Am I doing it wrong (tm)?

Sounds like you are ascending while in horizonal trim and venting from the rear OPV. You were well trained!
 
Probably because although they followed similar profiles Matthew got hit very,very,hard but Andrew did not.

PFO is always a strong possibility when someone is badly bent for no obvious reason.

Here there may be a more obvious reason for the outcome, but the relative severity of the outcome, and the fact that a diver that was on roughly the same profile didn't require medical attention makes me suspect a PFO. Of course DCS is also all statistical and Matthew could have done the same profile a week earlier and walked away from it.

PFO is more plausible that the discussion about different decompression positions, though...
 
Probably because although they followed similar profiles Matthew got hit very,very,hard but Andrew did not.

PFO is always a strong possibility when someone is badly bent for no obvious reason.
And given that 25% of divers have one and don't know.
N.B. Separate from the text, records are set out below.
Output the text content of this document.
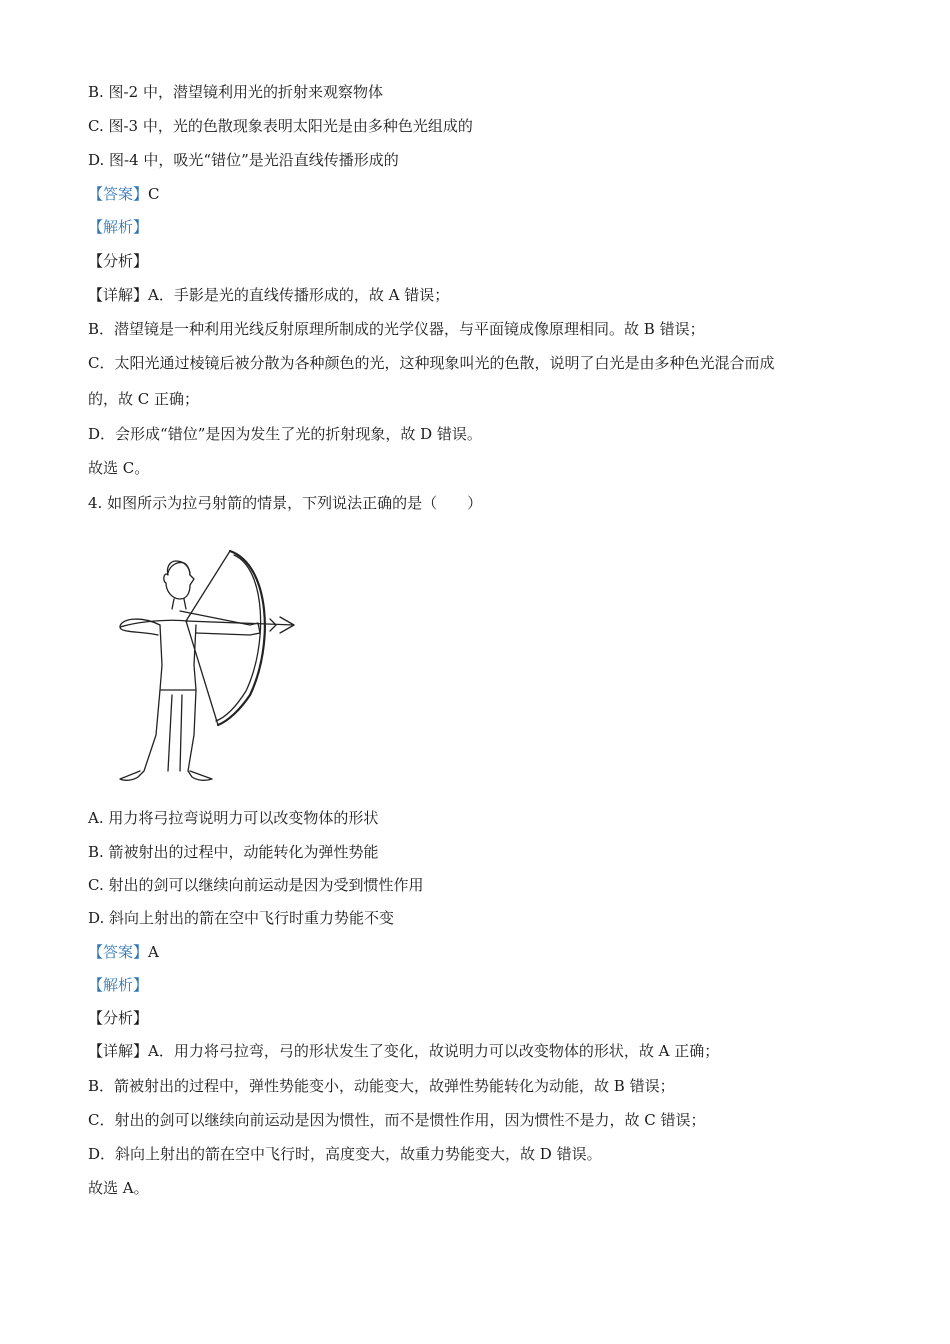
B. 图-2 中，潜望镜利用光的折射来观察物体
C. 图-3 中，光的色散现象表明太阳光是由多种色光组成的
D. 图-4 中，吸光“错位”是光沿直线传播形成的
【答案】C
【解析】
【分析】
【详解】A．手影是光的直线传播形成的，故 A 错误；
B．潜望镜是一种利用光线反射原理所制成的光学仪器，与平面镜成像原理相同。故 B 错误；
C．太阳光通过棱镜后被分散为各种颜色的光，这种现象叫光的色散，说明了白光是由多种色光混合而成
的，故 C 正确；
D．会形成“错位”是因为发生了光的折射现象，故 D 错误。
故选 C。
4. 如图所示为拉弓射箭的情景，下列说法正确的是（　　）
A. 用力将弓拉弯说明力可以改变物体的形状
B. 箭被射出的过程中，动能转化为弹性势能
C. 射出的剑可以继续向前运动是因为受到惯性作用
D. 斜向上射出的箭在空中飞行时重力势能不变
【答案】A
【解析】
【分析】
【详解】A．用力将弓拉弯，弓的形状发生了变化，故说明力可以改变物体的形状，故 A 正确；
B．箭被射出的过程中，弹性势能变小，动能变大，故弹性势能转化为动能，故 B 错误；
C．射出的剑可以继续向前运动是因为惯性，而不是惯性作用，因为惯性不是力，故 C 错误；
D．斜向上射出的箭在空中飞行时，高度变大，故重力势能变大，故 D 错误。
故选 A。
Patent foramen ovale - MayoClinic.com
 
Here there may be a more obvious reason for the outcome, but the relative severity of the outcome, and the fact that a diver that was on roughly the same profile didn't require medical attention makes me suspect a PFO. Of course DCS is also all statistical and Matthew could have done the same profile a week earlier and walked away from it.

PFO is more plausible that the discussion about different decompression positions, though...
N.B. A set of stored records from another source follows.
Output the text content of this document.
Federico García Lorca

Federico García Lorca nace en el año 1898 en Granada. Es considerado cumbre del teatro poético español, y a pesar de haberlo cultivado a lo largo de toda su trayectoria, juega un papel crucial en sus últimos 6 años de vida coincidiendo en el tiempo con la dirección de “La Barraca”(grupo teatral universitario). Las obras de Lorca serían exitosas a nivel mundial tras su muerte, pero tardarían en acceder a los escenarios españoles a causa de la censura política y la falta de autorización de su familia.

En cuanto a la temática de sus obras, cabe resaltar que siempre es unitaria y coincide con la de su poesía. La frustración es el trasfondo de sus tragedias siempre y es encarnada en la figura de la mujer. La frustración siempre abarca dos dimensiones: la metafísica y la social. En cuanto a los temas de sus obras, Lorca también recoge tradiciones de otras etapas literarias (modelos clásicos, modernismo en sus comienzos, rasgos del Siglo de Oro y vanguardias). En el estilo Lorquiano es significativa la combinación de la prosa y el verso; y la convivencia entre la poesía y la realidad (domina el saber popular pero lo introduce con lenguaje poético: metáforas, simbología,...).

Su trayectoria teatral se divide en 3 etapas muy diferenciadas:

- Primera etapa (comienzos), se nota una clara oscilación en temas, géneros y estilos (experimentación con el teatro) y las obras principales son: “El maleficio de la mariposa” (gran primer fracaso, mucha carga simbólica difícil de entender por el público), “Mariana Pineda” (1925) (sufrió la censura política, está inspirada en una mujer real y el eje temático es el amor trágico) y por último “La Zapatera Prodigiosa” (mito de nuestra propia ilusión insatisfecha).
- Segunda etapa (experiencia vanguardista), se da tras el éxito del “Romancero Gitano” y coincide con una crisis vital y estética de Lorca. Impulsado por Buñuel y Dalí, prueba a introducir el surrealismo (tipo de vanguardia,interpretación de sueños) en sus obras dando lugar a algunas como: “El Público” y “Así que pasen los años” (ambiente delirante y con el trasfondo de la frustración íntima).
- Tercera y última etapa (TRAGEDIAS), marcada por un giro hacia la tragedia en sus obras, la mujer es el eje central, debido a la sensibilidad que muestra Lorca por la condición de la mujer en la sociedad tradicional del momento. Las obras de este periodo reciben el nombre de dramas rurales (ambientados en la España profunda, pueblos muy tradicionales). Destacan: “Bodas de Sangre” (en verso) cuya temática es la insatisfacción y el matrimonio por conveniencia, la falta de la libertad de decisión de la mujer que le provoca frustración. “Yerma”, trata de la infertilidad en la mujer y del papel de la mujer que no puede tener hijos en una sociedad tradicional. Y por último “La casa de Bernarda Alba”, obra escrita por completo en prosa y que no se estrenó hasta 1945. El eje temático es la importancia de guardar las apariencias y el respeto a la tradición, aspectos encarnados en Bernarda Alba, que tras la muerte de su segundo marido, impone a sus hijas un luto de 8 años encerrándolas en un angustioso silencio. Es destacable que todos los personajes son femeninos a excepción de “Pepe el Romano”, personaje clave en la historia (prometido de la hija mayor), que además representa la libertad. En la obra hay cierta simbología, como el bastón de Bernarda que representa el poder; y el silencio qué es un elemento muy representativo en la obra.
They may not have had quite the same profile. They were both fishing and could have been at differing depths through the dive. Also, Matthew was a few hundred psi lower on gas, so he may have been more active and absorbed a bit more nitrogen. Don't forget that Andrew claimed achy knees at the surface as well. How close was he to taking a good hit?
 
Its a common misconception but activity levels or breathing rates do not affect nitrogen absorption. Only thing that matters is pressure (depth) and time.
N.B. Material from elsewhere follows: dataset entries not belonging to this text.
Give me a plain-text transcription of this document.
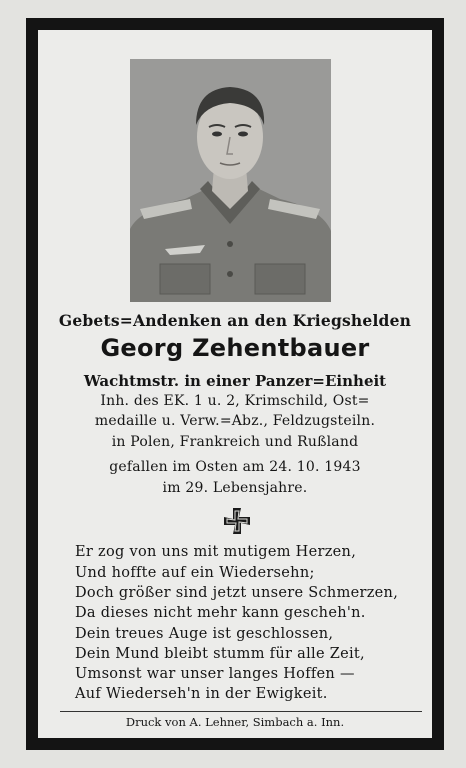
Gebets=Andenken an den Kriegshelden
Georg Zehentbauer
Wachtmstr. in einer Panzer=Einheit
Inh. des EK. 1 u. 2, Krimschild, Ost=
medaille u. Verw.=Abz., Feldzugsteiln.
in Polen, Frankreich und Rußland
gefallen im Osten am 24. 10. 1943
im 29. Lebensjahre.
Er zog von uns mit mutigem Herzen,
Und hoffte auf ein Wiedersehn;
Doch größer sind jetzt unsere Schmerzen,
Da dieses nicht mehr kann gescheh'n.
Dein treues Auge ist geschlossen,
Dein Mund bleibt stumm für alle Zeit,
Umsonst war unser langes Hoffen —
Auf Wiederseh'n in der Ewigkeit.
Druck von A. Lehner, Simbach a. Inn.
In my estimation there is a looooong way between achy knees and what happened to Matthew.
 
Thank you for that comment, ianr33 Truly amazing how this thread has gone all over the place with analysis and conjecture of what happened inside tissues inside someones body.

True science is defined as being able to consistently produce the same results from an experiment. That will never apply to DCS, yet so many will firmly grip their own algorithms or believe that because the computer says I am ok, that I am not really in this wheelchair of chamber. Amazing.
 
They may not have had quite the same profile. They were both fishing and could have been at differing depths through the dive. Also, Matthew was a few hundred psi lower on gas, so he may have been more active and absorbed a bit more nitrogen. Don't forget that Andrew claimed achy knees at the surface as well. How close was he to taking a good hit?

Decompression isn't that exact. If they both did *about* the same dive, they both ran *about* the same deco risk. To have one diver be paralyzed and the other diver have "maybe an achy knee" is so wide that either its just a statistical anomaly out on the long tail (in which case there's no good explanation other than 'phase of moon'), or else I'd suspect a PFO. And to state my point really clearly, either there is either simply no explanation, or else look for a PFO (assuming the profiles were in the same ballpark -- all bets are off if Andrew was a 60 feet the whole time while Matthew was at 135). All the discussion of decompression position, workload, a little deeper/shallower/etc can't explain the very different outcomes.

And Andrew may also have a PFO, too. While bad type-2 DCS hits often involve PFOs, with 25% of divers having a PFO clearly there are many asymptomatic dives by divers with PFOs. Just because Andrew didn't take a type-2 hit on this dive, doesn't mean he can continue to do dives like this and avoid a type-2 hit.

But I would still bet that Matthew has a PFO and on this dive, the gas that shunted through the PFO and didn't go through the lung filter led directly to the severity of the injury. Anyone looking for an "explanation" should start there -- not with position, workload, minor variances in depth, etc.